Yurtsever bir ailede büyüyen Berjin, köydeki yaşamın kendisini doyurmadığını dile getirerek 28 yaşındayken Tekman’da Demokratik Toplum Partisi’nin (DTP) kuruluşunda yer alır. Uzun yıllar burada ve Erzurum’da siyasi çalışmalarda aktif görev alan Berjin, kendisine dayatılan feodal zihniyetli kaleleri birer birer yıkarak ilerlemeye başlar. Bir kadın olarak yaşadığı zorlukların farkında olan Berjin daha sonra kadın çalışmalarına girer ve büyük bir yoğunlaşmasını bu durum üzerine gerçekleştirir. Erzurum’da yürüttüğü siyasi çalışmalardan kaynaklı bir süreliğine tutuklanan Berjin, Erzurum cezaevinde bir buçuk yıl kaldıktan sonra adli kontrole tabi tutularak tutuksuz yargılanmak şartıyla serbest bırakılır. Dışarı çıkar çıkmaz siyasi mücadelesine kaldığı yerden devam eden Berjin daha sonra KJA içerisinde aktif olarak kadın çalışmalarına devam eder.

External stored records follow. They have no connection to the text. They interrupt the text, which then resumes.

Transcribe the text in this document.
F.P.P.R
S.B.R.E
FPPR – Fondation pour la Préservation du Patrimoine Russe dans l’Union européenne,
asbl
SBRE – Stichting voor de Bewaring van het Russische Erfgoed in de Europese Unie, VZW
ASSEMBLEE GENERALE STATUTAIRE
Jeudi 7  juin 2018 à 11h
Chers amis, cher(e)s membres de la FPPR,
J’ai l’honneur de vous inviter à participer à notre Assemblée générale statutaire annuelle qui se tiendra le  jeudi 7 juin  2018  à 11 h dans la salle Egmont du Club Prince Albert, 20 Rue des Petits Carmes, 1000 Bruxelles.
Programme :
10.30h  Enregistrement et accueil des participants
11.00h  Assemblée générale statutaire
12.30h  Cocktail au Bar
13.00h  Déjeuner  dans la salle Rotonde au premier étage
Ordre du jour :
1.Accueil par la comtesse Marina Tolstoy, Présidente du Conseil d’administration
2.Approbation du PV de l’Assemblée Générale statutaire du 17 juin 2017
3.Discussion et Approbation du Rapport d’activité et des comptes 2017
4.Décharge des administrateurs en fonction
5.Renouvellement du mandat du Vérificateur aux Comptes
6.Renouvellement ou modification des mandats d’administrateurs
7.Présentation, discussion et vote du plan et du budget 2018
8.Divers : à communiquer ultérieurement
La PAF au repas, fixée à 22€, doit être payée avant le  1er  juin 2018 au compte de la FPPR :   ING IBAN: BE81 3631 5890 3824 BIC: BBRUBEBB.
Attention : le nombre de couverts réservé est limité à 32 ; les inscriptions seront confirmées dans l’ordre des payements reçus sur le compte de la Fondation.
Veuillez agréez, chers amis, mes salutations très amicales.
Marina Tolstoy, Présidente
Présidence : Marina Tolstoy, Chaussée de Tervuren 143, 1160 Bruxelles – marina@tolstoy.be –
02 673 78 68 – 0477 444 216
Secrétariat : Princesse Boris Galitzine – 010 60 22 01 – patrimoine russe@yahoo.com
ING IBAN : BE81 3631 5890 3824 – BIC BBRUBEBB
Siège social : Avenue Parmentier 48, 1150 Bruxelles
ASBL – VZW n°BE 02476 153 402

DİRENİŞ MEVZİLERİNE VE CİZRE’YE UMUT OLUR

 Muş, Mersin ve Diyarbakır’daki çalışmalarının ardından Cizre’ye giden Berjin kadın çalışmalarını burada devam ettirmeye başlar. Türk devletinin öz yönetim ilanlarına dönük soykırım politikaları başlamasına rağmen Cizre’de kalmayı tercih eden Berjin, bombalar altından Cizre sokaklarında ortaya koyduğu yaşam sevinci ve bir an olsun bile yüzünden eksik etmediği gülümseme direniş mevzilerinde saf tutanlara büyük bir umut ve moral olur.

Kanında bulunan virüsten kaynaklı sık sık tedavi olması gerektiği halde Cizre’yi asla terk etmeyen Berjin’in kimi zaman Cizre sokaklarında dilinden hiç düşürmediği özgürlük ve direniş türküleri kimi zaman ise Türk devletinin saldırılarına karşı evlerini terk etmek isteyen insanlar yönelik yaptığı konuşmalar, Cizrelilerde bir umut olur.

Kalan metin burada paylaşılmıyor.